Supporters of the Act believe that the best practices are necessary in order to ensure that platform companies effectively police CSAM. While critics of the Act assert that it is merely a backdoor for law enforcement to achieve its long-sought goal of defeating strong encryption.
The truth of EARN IT—and how best to police CSAM—is more complicated. Ultimately, Congress needs to be very careful not to exceed its institutional capabilities by allowing the new commission to venture into areas beyond its (and Congress’s) expertise.
More can be done about illegal conduct online
On its face, conditioning Section 230’s liability protections on certain platform conduct is not necessarily objectionable. There is undoubtedly some abuse of services online, and it is also entirely possible that the incentives for finding and policing CSAM are not perfectly aligned with other conflicting incentives private actors face. It is, of course, first the responsibility of the government to prevent crime, but it is also consistent with past practice to expect private actors to assist such policing when feasible.

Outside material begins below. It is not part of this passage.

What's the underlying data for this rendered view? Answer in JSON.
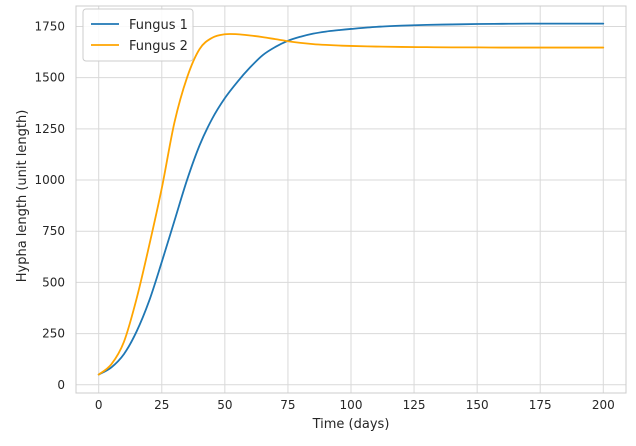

By the same token, an immunity shield is necessary in some form to facilitate user generated communications and content at scale. Certainly in 1996 (when Section 230 was enacted), firms facing conflicting liability standards required some degree of immunity in order to launch their services. Today, the control of runaway liability remains important as billions of user interactions take place on platforms daily. Related, the liability shield also operates as a way to promote good samaritan self-policing—a measure that surely helps avoid actual censorship by governments, as opposed to the spurious claims made by those like Senator Hawley.
In this context, the Act is ambiguous. It creates a commission composed of a fairly wide cross-section of interested parties—from law enforcement, to victims, to platforms, to legal and technical experts—to recommend best practices. That hardly seems a bad thing, as more minds considering how to design a uniform approach to controlling CSAM would be beneficial—at least theoretically.
In practice, however, there are real pitfalls to imbuing any group of such thinkers—especially ones selected by political actors—with an actual or de facto final say over such practices. Much of this domain will continue to be mercurial, the rules necessary for one type of platform may not translate well into general principles, and it is possible that a public board will make recommendations that quickly tax Congress’s institutional limits. To the extent possible, Congress should be looking at ways to encourage private firms to work together to develop best practices in light of their unique knowledge about their products and their businesses.
In fact, Facebook has already begun experimenting with an analogous idea in its recently announced Oversight Board. There, Facebook is developing a governance structure by giving the Oversight Board the ability to review content moderation decisions on the Facebook platform.
So far as the commission created by the Act works to create best practices that align the incentives of firms with the removal of CSAM, it has a lot to offer. Yet, a better solution than the Act would be for Congress to establish policy that works with the private processes already in development.
Short of a more ideal solution, it is critical, however, that the Act establish the boundaries of the commission’s remit very clearly and keep it from venturing into technical areas outside of its expertise.
The complicated problem of encryption (and technology)
The Act has a major problem insofar as the commission has a fairly open ended remit to recommend best practices, and this liberality can ultimately result in dangerous unintended consequences.
The Act only calls for two out of nineteen members to have some form of computer science background. A panel of non-technical experts should not design any technology—encryption or otherwise.
To be sure, there are some interesting proposals to facilitate access to encrypted materials (notably, multi-key escrow systems and self-escrow). But such recommendations are beyond the scope of what the commission can responsibly proffer.
If Congress proceeds with the Act, it should put an explicit prohibition in the law preventing the new commission from recommending rules that would interfere with the design of complex technology, such as by recommending that encryption be weakened to provide access to law enforcement, mandating particular network architectures, or modifying the technical details of data storage.
Congress is right to consider if there is better policy to be had for aligning the incentives of the platforms with the deterrence of CSAM—including possible conditional access to Section 230’s liability shield.But just because there is a policy balance to be struck between policing CSAM and platform liability protection doesn’t mean that the new commission is suited to vetting, adopting and updating technical standards – it clearly isn’t. Conversely, to the extent that encryption and similarly complex technologies could be subject to broad policy change it should be through an explicit and considered democratic process, and not as a by-product of the Act.